There's a pretty cool article about the scale of S3: Building and operating a pretty big storage system called S3.
It's pretty long: ~6.5k words, ~36k chars. Here's the tl;dr version of it.
Numbers
- 280 trillion objects
- 100 million requests per second
- 125 billion event notifications to serverless applications
- 100PB data moved per week for S3 Replication
- 1PB per day restored from Glacier
- 4 billion checksums per second
- Millions of hard disks
280 TRILLION objects, with a T! 4 billion checksums per second! MILLIONS of hard disks!
Holy fucking shit.
I suspected Amazon dealt with numbers like these, considering it pretty much hosts a large chunk of the entire internet, but seeing these numbers feels unreal.
Hard disks bit error rate
Hard disks have a bit error rate of 1 in 10^15 requests. Mortal humans usually don't even need to think about this. S3 actually encounters this pretty frequently and needs to account for it.
How to deal with eventual consistency
Don't.

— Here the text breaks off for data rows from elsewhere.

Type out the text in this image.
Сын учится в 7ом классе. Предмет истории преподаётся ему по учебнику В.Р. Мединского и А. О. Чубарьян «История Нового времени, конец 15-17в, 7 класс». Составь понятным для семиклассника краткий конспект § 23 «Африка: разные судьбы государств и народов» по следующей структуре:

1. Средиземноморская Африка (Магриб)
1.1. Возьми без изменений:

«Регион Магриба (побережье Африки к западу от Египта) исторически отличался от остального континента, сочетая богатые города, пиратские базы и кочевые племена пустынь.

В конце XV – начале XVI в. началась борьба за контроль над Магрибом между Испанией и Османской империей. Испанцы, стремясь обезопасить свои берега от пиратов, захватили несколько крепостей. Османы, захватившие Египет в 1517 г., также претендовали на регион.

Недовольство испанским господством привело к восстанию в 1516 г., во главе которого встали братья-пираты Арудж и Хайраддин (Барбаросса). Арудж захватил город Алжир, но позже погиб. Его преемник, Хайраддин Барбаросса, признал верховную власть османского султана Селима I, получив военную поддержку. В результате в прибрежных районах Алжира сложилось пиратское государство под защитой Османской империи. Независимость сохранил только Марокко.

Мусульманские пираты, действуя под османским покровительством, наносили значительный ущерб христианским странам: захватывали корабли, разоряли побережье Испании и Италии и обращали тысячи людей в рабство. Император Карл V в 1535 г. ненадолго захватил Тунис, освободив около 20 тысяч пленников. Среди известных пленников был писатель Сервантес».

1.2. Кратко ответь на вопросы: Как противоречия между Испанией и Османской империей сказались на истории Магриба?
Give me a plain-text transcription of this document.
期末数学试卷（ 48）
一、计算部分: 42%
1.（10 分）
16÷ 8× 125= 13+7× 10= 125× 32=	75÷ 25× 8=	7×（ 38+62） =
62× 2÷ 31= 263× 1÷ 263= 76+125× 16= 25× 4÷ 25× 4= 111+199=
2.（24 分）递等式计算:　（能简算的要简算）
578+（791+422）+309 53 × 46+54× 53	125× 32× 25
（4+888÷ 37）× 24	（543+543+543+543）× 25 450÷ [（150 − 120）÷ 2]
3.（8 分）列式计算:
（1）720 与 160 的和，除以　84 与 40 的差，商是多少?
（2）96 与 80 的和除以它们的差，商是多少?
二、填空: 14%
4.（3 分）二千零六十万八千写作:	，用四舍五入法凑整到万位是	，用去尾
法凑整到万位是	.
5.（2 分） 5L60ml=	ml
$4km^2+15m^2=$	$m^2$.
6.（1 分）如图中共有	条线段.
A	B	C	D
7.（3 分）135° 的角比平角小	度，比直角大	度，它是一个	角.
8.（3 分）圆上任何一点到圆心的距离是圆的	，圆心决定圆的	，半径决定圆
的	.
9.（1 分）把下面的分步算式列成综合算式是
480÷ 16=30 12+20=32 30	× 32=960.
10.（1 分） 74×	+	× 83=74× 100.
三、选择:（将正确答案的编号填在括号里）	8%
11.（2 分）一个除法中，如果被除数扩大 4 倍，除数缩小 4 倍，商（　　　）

Just let there be inconsistency — it isn't a big deal.
Dynamo was eventually consistent, so it was possible for your shopping cart to be wrong. [...] ultimately, these conflicts were rare, and you could resolve them by getting support staff involved and making a human decision.
This is a key takeaway for me. If the problem is small enough at Amazon's scale, it's something I generally needn't worry about.
Leadership, Motivation, Ownership
Explain what the problem is and let people come up with their own solutions.
It’s a lot harder to get invested in an idea that you don’t own. I consciously spend a lot more time trying to develop problems, and to do a really good job of articulating them, rather than trying to pitch solutions.
Super biased and with a ton of caveats, but the idea is interesting.